Door een nieuwe uitleg die Europese Commissie aan de hier van toepassing zijnde Accreditatieverordening 765/2008 geeft, is dat vanaf 1 januari 2020 niet meer mogelijk.4 De RvA mag vanaf 1 januari 2020 alleen nog accreditaties verrichten en dan alleen op basis van in de EU geharmoniseerde accreditatienormen. Inschakeling van de RvA voor het uitvoeren van beoordelingen van CI’s is dan niet meer mogelijk.
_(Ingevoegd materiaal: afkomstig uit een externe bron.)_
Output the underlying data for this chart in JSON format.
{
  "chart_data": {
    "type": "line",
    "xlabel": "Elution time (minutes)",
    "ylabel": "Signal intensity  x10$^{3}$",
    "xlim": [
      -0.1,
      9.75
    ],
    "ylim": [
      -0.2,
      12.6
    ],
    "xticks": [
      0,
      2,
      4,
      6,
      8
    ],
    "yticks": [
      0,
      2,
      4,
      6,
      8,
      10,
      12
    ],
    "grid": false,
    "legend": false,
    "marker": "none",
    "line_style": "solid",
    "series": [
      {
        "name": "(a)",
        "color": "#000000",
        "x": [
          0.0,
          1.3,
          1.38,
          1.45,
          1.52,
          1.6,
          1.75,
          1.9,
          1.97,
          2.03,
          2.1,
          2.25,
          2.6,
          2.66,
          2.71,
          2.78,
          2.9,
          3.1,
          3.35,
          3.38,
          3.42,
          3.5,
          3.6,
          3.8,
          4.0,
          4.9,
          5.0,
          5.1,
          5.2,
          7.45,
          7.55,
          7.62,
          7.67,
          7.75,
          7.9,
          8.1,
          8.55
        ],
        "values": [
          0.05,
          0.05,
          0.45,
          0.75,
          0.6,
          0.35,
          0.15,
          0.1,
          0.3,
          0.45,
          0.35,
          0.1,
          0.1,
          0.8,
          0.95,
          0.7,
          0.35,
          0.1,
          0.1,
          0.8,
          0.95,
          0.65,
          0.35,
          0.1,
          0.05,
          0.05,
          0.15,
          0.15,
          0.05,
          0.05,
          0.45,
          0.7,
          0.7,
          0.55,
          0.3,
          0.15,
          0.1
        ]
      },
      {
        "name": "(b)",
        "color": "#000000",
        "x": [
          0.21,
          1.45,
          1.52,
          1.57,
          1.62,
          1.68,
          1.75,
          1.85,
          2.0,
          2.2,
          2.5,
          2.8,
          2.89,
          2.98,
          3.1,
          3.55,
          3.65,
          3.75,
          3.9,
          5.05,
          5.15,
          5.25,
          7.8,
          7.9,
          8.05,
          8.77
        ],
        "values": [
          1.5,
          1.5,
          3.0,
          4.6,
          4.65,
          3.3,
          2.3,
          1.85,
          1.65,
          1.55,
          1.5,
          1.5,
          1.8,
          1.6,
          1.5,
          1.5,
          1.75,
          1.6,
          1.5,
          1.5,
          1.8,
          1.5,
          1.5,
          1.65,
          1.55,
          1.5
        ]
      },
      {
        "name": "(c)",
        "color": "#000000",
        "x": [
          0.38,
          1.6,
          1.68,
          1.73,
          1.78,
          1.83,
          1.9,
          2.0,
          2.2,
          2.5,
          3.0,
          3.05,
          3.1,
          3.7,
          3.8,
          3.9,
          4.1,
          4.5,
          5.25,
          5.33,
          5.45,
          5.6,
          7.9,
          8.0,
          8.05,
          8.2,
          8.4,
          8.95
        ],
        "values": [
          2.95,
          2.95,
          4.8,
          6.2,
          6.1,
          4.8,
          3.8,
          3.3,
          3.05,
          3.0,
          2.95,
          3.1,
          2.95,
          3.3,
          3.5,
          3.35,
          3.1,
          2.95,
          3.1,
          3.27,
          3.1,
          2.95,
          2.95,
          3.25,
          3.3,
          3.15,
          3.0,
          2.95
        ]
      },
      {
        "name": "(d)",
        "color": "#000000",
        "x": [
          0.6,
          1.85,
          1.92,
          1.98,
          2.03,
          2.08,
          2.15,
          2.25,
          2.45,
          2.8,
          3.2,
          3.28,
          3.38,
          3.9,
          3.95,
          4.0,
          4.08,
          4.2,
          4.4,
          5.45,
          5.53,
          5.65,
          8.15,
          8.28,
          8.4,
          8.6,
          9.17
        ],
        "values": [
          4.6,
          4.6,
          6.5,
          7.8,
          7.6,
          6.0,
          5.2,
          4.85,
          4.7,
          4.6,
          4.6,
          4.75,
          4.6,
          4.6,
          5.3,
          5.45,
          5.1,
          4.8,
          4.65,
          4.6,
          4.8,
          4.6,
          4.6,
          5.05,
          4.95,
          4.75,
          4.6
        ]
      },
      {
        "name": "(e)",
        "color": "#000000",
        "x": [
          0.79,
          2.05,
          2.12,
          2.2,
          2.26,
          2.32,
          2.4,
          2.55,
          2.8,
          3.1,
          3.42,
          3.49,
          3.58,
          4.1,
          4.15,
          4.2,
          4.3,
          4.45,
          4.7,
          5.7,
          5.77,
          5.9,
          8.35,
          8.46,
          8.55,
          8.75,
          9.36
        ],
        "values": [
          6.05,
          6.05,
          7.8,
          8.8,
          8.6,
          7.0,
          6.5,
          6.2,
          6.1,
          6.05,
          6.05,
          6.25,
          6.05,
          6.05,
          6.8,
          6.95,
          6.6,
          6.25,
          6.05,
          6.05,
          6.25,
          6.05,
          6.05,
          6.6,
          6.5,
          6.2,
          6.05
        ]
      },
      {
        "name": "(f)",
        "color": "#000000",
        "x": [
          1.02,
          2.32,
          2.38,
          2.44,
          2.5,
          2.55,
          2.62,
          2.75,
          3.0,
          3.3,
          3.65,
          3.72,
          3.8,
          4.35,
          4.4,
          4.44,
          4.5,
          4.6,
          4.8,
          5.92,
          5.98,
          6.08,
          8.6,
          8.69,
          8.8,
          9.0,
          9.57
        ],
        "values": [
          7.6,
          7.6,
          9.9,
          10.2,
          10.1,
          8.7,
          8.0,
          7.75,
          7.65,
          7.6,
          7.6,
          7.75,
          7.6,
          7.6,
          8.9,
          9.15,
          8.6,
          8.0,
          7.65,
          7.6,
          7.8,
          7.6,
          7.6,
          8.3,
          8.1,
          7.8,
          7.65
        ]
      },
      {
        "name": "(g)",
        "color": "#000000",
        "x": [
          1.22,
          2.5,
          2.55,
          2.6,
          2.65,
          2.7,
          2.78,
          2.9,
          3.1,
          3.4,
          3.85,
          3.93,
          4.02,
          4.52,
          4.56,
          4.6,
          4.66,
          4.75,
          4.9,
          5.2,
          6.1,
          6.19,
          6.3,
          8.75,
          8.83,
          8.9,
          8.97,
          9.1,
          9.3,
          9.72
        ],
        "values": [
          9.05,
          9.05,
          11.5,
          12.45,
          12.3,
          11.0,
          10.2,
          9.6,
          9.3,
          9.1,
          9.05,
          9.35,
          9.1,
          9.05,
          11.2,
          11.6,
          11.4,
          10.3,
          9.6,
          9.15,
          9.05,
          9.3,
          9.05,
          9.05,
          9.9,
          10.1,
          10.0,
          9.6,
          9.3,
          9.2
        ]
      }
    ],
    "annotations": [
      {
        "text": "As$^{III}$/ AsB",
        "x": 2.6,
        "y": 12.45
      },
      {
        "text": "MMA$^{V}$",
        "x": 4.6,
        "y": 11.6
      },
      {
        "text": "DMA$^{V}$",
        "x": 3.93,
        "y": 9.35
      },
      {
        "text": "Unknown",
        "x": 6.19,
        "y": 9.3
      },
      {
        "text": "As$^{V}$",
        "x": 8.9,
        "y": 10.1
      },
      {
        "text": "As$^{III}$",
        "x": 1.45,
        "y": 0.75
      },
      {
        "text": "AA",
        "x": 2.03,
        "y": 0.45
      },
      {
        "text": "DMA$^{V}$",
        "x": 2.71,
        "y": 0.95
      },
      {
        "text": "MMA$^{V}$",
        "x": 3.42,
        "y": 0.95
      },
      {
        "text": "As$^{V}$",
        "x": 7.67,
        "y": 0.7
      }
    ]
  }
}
Daarnaast stelt het kabinetsstandpunt over certificatie en accreditatie dat als overheden het instrument van verplichte certificatie hanteren de afgifte van die certificaten in principe plaats dient te vinden door CI’s die door de RvA zijn geaccrediteerd.5

Het voorgaande heeft ertoe geleid dat CI’s die willen worden aangewezen om wettelijk verplichte certificaten af te geven vanaf 1 januari 2020 dienen te beschikken over een accreditatie door de RvA.

Deze wijziging geldt voor álle werkvelden waarvoor certificatie als instrument wordt ingezet, waaronder asbestinventarisatie en asbestverwijdering. Bij hun accreditatie-aanvraag dienen CI’s een certificatieschema in te dienen dat voldoet aan eisen van de toepasselijke accreditatienorm. Het certificatieschema voor de asbestbedrijven en hun CI’s is inmiddels aangepast en in lijn gebracht met de toepasselijke Europese geharmoniseerde accreditatienorm en zal per 1 april 2019 van kracht worden.6 De overgang van een beoordeling naar accreditatie van CI’s door de RvA kan bijdragen aan verdere harmonisatie van de werkwijzen van CI’s en aan een verdere kwaliteitsverbetering.

Afsluitend

Door het onderzoek van de Inspectie SZW is meer inzicht verkregen in de werking van het asbestcertificatiestelsel en in het effect van wijzigingen die in het stelsel zijn aangebracht. Het onderzoek heeft verder bijgedragen aan de verbetering van de juridische kwaliteit van besluiten van CI’s en aan harmonisering van de uitvoering. Verder heeft het geleid tot versterking van het onderling overleg tussen CI’s.

Ik spreek dan ook de verwachting uit dat de ingezette verbetering van de kwaliteit van de afhandeling van bezwaar en beroep door de genoemde ontwikkelingen verder doorzet. Dit kan een positieve bijdrage leveren aan de afname van de eerder geconstateerde juridificering.

De Staatssecretaris van Sociale Zaken en Werkgelegenheid, T. van Ark


X Noot
1

Raadpleegbaar via www.tweedekamer.nl.

X Noot
2

Kamerstuk 25 834, nr. 150.

X Noot
3

Zie de nieuwe bepalingen in de eerste paragraaf van Afdeling 1A van het Arbobesluit en de toelichting daarbij (Stb. 2017, nr. 487).

X Noot
4

Verordening (EG) nr. 765/2008 van het Europees parlement en de Raad van 9 juli 2008 tot vaststelling van de eisen inzake accreditatie en markttoezicht betreffende het verhandelen van producten en tot intrekking van Verordening (EEG) nr. 339/93 (PbEU 2008, L 218).

X Noot
5

Certificatie en accreditatie in het kader van het overheidsbeleid, Kamerstuk 29 304, nr. 6.

X Noot
6

Het certificatieschema voor asbestbedrijven is op 6 december 2018 gepubliceerd in de Staatscourant nr. 68771.